The Reserve Bank of India (RBI) has allowed payment companies to maintain more than one escrow account with a scheduled commercial bank. At present, pre-paid instrument (PPI) issuers and payment aggregators (PA) are required to maintain one escrow account with a commercial bank. “With a view to diversify risk and address business continuity concerns, it has been decided to allow one additional escrow account in a different scheduled commercial bank,” the central bank said in a circular issued on November 17.

An escrow account, used primarily in commercial transactions, acts like a holding account for funds while two parties complete a transaction. In the payments industry, an escrow account owned by a PPI or PA protects and the buyer from losing money in case the seller delivers unsatisfactory goods and services or if the seller is a fraudster. It also provides a safeguard in case of disputes or chargebacks between the parties.
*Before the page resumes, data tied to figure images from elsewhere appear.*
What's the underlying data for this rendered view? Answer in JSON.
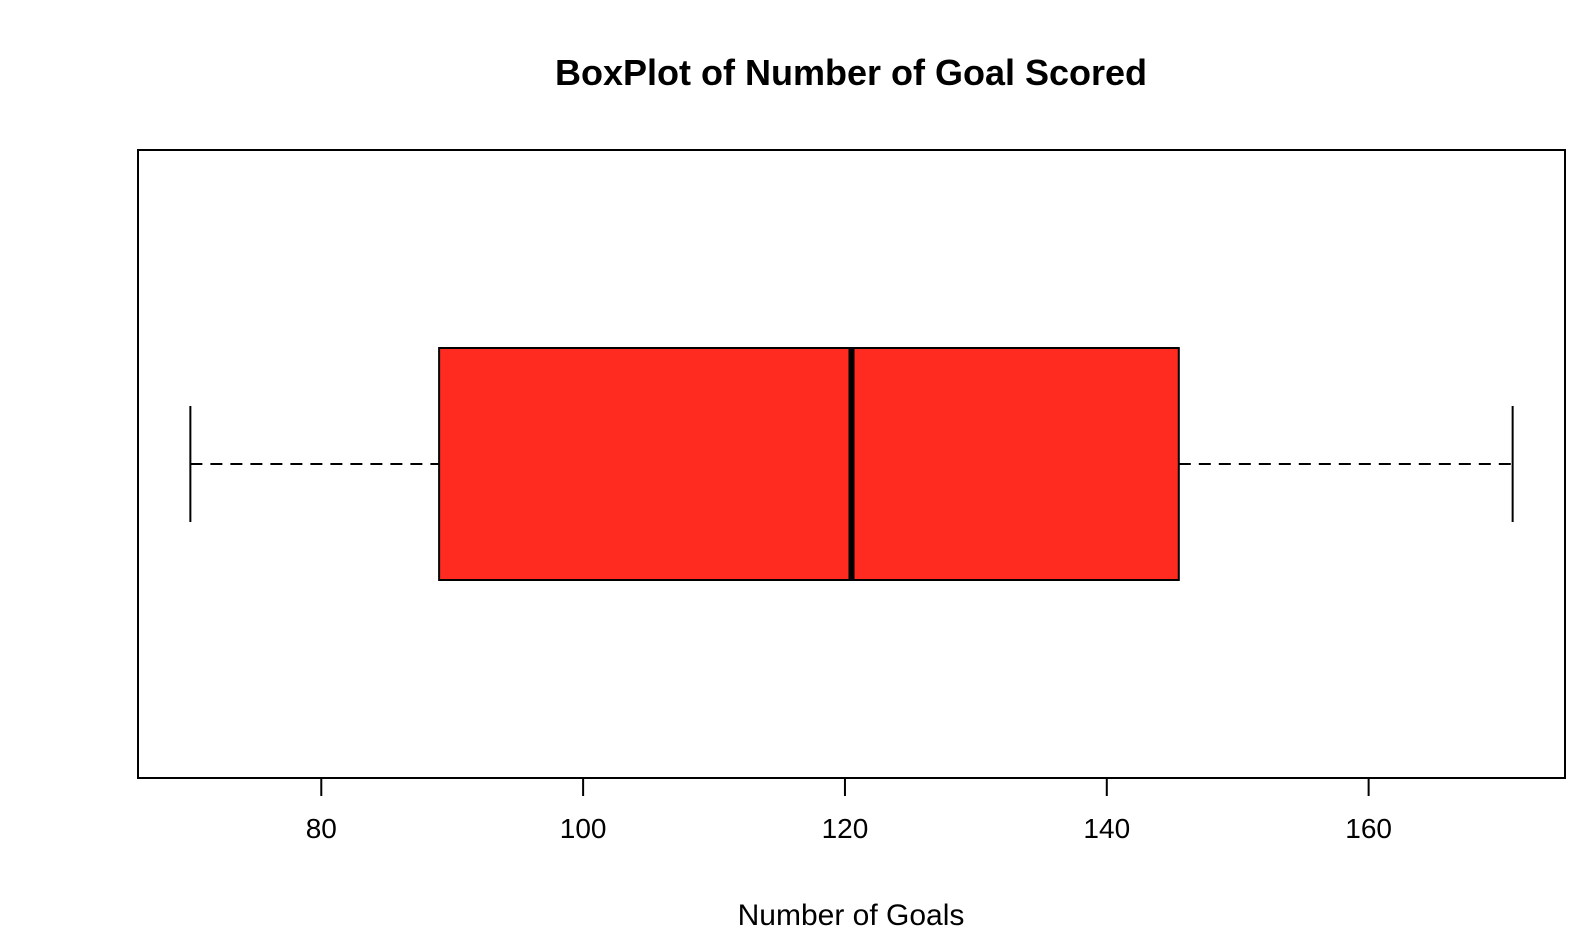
{
  "chart_data": {
    "type": "boxplot",
    "orientation": "horizontal",
    "title": "BoxPlot of Number of Goal Scored",
    "xlabel": "Number of Goals",
    "ylabel": "",
    "xlim": [
      66,
      175
    ],
    "x_ticks": [
      80,
      100,
      120,
      140,
      160
    ],
    "x_tick_labels": [
      "80",
      "100",
      "120",
      "140",
      "160"
    ],
    "series": [
      {
        "min": 70,
        "q1": 89,
        "median": 120.5,
        "q3": 145.5,
        "max": 171
      }
    ],
    "colors": {
      "box_fill": "#ff2a20",
      "stroke": "#000000"
    },
    "grid": false,
    "legend": "none"
  }
}
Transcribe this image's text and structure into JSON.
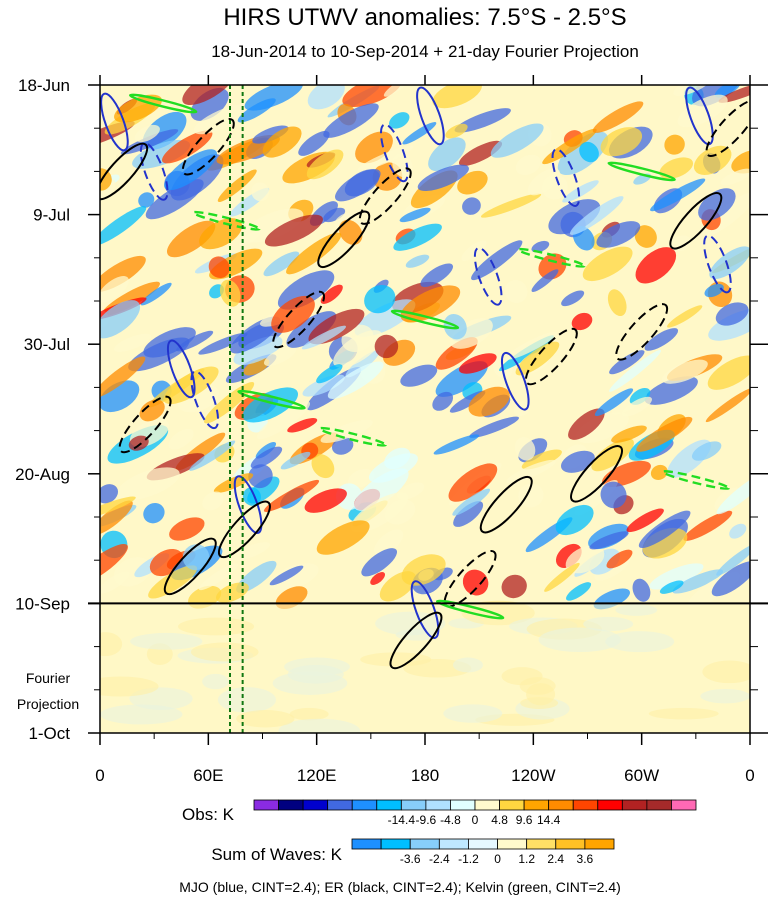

Let’s say a person buys ₹100 worth of goods online, the money is transferred from the buyer’s bank account via the PPI or PA to the escrow account and is held there for a temporary period, usually T+2 or 3 days. Once the seller delivers the goods and if no dispute is raised by the buyer, the PPI or PA can then transfer the ₹100 from the escrow account to the sellers’ bank account.
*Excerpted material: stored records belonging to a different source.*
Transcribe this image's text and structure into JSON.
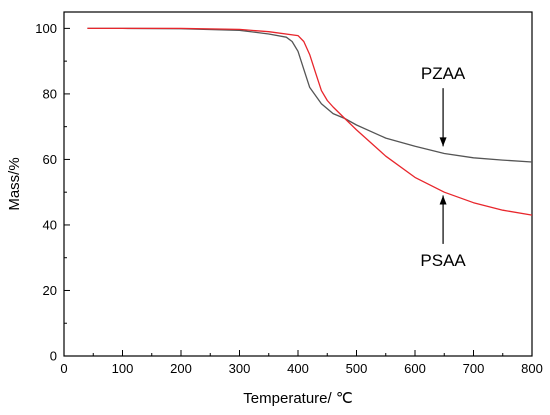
{
  "chart_data": {
    "type": "line",
    "xlabel": "Temperature/ ℃",
    "ylabel": "Mass/%",
    "xlim": [
      0,
      800
    ],
    "ylim": [
      0,
      105
    ],
    "xticks": [
      0,
      100,
      200,
      300,
      400,
      500,
      600,
      700,
      800
    ],
    "yticks": [
      0,
      20,
      40,
      60,
      80,
      100
    ],
    "grid": false,
    "legend": "none",
    "series": [
      {
        "name": "PZAA",
        "color": "#555555",
        "x": [
          40,
          100,
          200,
          300,
          350,
          380,
          390,
          400,
          410,
          420,
          440,
          460,
          480,
          500,
          550,
          600,
          650,
          700,
          750,
          800
        ],
        "y": [
          100,
          100,
          99.9,
          99.4,
          98.3,
          97.3,
          96.0,
          93.0,
          87.5,
          82.0,
          77.0,
          74.0,
          72.5,
          70.5,
          66.5,
          64.0,
          61.8,
          60.5,
          59.8,
          59.2
        ]
      },
      {
        "name": "PSAA",
        "color": "#e8262c",
        "x": [
          40,
          100,
          200,
          300,
          350,
          400,
          410,
          420,
          430,
          440,
          450,
          460,
          480,
          500,
          550,
          600,
          650,
          700,
          750,
          800
        ],
        "y": [
          100,
          100,
          100,
          99.7,
          99.0,
          97.8,
          96.0,
          92.0,
          86.5,
          81.0,
          78.0,
          76.0,
          72.5,
          69.0,
          61.0,
          54.5,
          50.0,
          46.8,
          44.5,
          43.0
        ]
      }
    ],
    "annotations": [
      {
        "text": "PZAA",
        "x": 648,
        "y": 84.5,
        "arrow_to": [
          648,
          64
        ]
      },
      {
        "text": "PSAA",
        "x": 648,
        "y": 27.5,
        "arrow_to": [
          648,
          49
        ]
      }
    ]
  }
}
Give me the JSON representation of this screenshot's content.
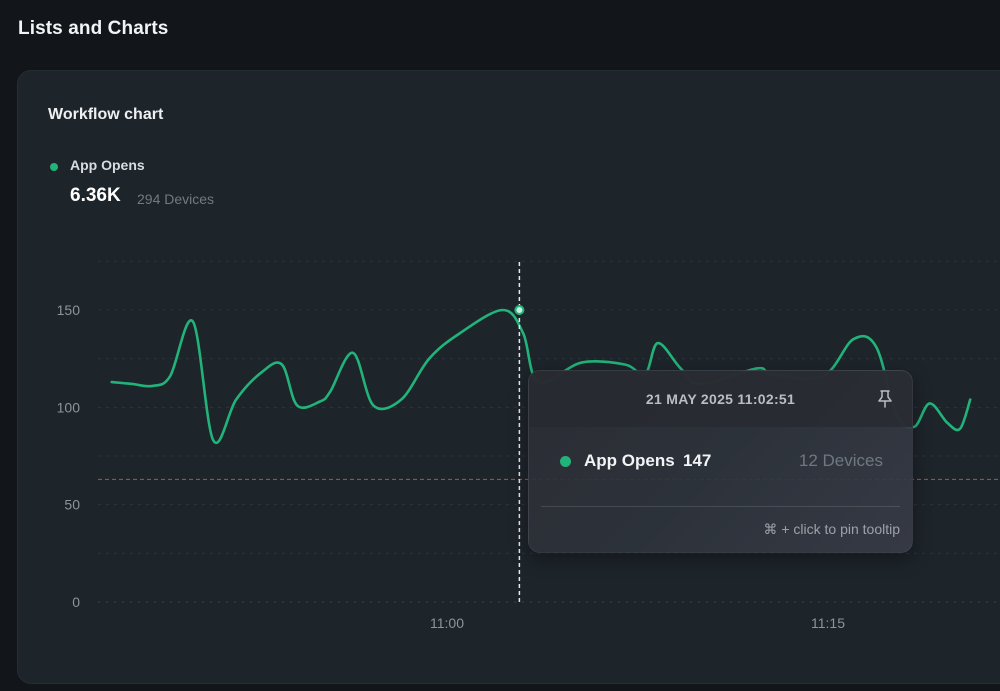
{
  "page": {
    "title": "Lists and Charts"
  },
  "card": {
    "title": "Workflow chart"
  },
  "legend": {
    "series_name": "App Opens",
    "total": "6.36K",
    "devices": "294 Devices",
    "color": "#22b37a"
  },
  "tooltip": {
    "timestamp": "21 MAY 2025 11:02:51",
    "series_name": "App Opens",
    "value": "147",
    "devices": "12 Devices",
    "hint": "⌘ + click to pin tooltip",
    "pin_icon": "pin-icon"
  },
  "chart_data": {
    "type": "line",
    "title": "Workflow chart",
    "xlabel": "",
    "ylabel": "",
    "ylim": [
      0,
      180
    ],
    "yticks": [
      "0",
      "50",
      "100",
      "150"
    ],
    "yticks_values": [
      0,
      50,
      100,
      150
    ],
    "xticks": [
      {
        "label": "11:00",
        "t": 0
      },
      {
        "label": "11:15",
        "t": 15
      }
    ],
    "xlim_minutes": [
      -14.2,
      20.6
    ],
    "threshold": 63,
    "grid": true,
    "crosshair_t": 2.85,
    "series": [
      {
        "name": "App Opens",
        "color": "#22b37a",
        "points": [
          [
            -13.2,
            113
          ],
          [
            -12.4,
            112
          ],
          [
            -11.6,
            111
          ],
          [
            -10.9,
            116
          ],
          [
            -10.0,
            144
          ],
          [
            -9.2,
            83
          ],
          [
            -8.3,
            104
          ],
          [
            -7.3,
            118
          ],
          [
            -6.5,
            122
          ],
          [
            -5.9,
            101
          ],
          [
            -5.0,
            103
          ],
          [
            -4.6,
            108
          ],
          [
            -3.7,
            128
          ],
          [
            -2.9,
            101
          ],
          [
            -1.8,
            104
          ],
          [
            -0.7,
            125
          ],
          [
            0.5,
            138
          ],
          [
            2.2,
            150
          ],
          [
            3.0,
            138
          ],
          [
            3.6,
            113
          ],
          [
            5.3,
            123
          ],
          [
            7.0,
            122
          ],
          [
            7.8,
            117
          ],
          [
            8.3,
            133
          ],
          [
            9.2,
            120
          ],
          [
            10.0,
            112
          ],
          [
            12.2,
            120
          ],
          [
            12.8,
            117
          ],
          [
            14.8,
            116
          ],
          [
            16.0,
            135
          ],
          [
            16.9,
            131
          ],
          [
            17.7,
            96
          ],
          [
            18.4,
            90
          ],
          [
            19.0,
            102
          ],
          [
            19.7,
            92
          ],
          [
            20.2,
            89
          ],
          [
            20.6,
            104
          ]
        ]
      }
    ]
  }
}
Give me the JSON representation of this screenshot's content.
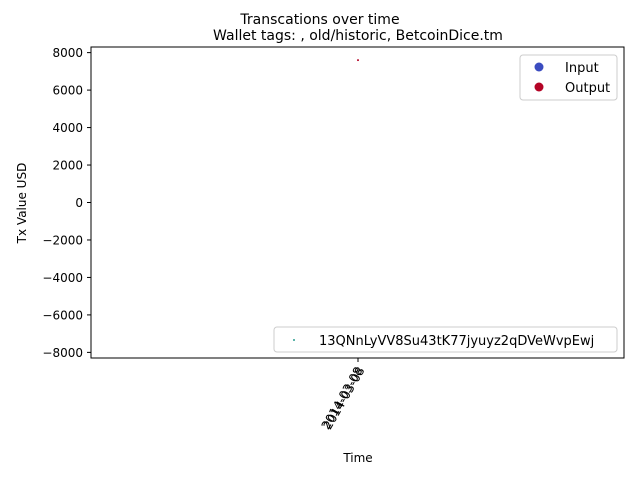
{
  "chart_data": {
    "type": "scatter",
    "suptitle": "Transcations over time",
    "title": "Wallet tags: , old/historic, BetcoinDice.tm",
    "xlabel": "Time",
    "ylabel": "Tx Value USD",
    "ylim": [
      -8300,
      8300
    ],
    "yticks": [
      -8000,
      -6000,
      -4000,
      -2000,
      0,
      2000,
      4000,
      6000,
      8000
    ],
    "xtick_labels": [
      "2014-03-08",
      "2014-03-08"
    ],
    "xtick_rotation": 60,
    "grid": false,
    "series": [
      {
        "name": "Input",
        "color": "#3b4cc0",
        "points": []
      },
      {
        "name": "Output",
        "color": "#b40426",
        "points": [
          {
            "x": "2014-03-08",
            "y": 7600
          }
        ]
      }
    ],
    "address_series": {
      "name": "13QNnLyVV8Su43tK77jyuyz2qDVeWvpEwj",
      "color": "#2a9d8f"
    },
    "legends": [
      {
        "placement": "upper right",
        "entries": [
          "Input",
          "Output"
        ]
      },
      {
        "placement": "lower right",
        "entries": [
          "13QNnLyVV8Su43tK77jyuyz2qDVeWvpEwj"
        ]
      }
    ]
  }
}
According to the RBI’s circular:

  • An additional escrow account may be maintained with a different scheduled commercial bank at the discretion of the PPI or PA company.
  • While the central bank has permitted PPIs and PAs to credit and debit funds from one escrow account to the other, such inter-escrow transfers should be avoided.
  • An auditor will need to clearly mention such transactions in their certifications of company accounts.
  • When two escrow accounts are maintained by a PPI or PA company, both accounts require auditor certifications and the same auditor must be employed to audit both escrow accounts.
  • The core portion for each of the escrow accounts, held by PPI or PA companies, must be calculated separately and will remain linked to the respective escrow account.
  • The auditor must clearly disclose the balance and core portion maintained in each account in their certifications.
  • PPIs will need to submit the quarterly audit certificate within a fortnight from the end of a financial quarter in addition to annual certificates to the RBI.
  • In the case of PPIs, if there is a need to shift the escrow account from one bank to another, the company must complete this migration in the minimum possible time with prior intimation to the RBI.
  • Whereas for PAs, if there is a need to shift the escrow account from one bank to another, the company must complete the migration in a time-bound manner without impacting the payment cycle to merchants. But such migration does not need to be intimated to the RBI beforehand.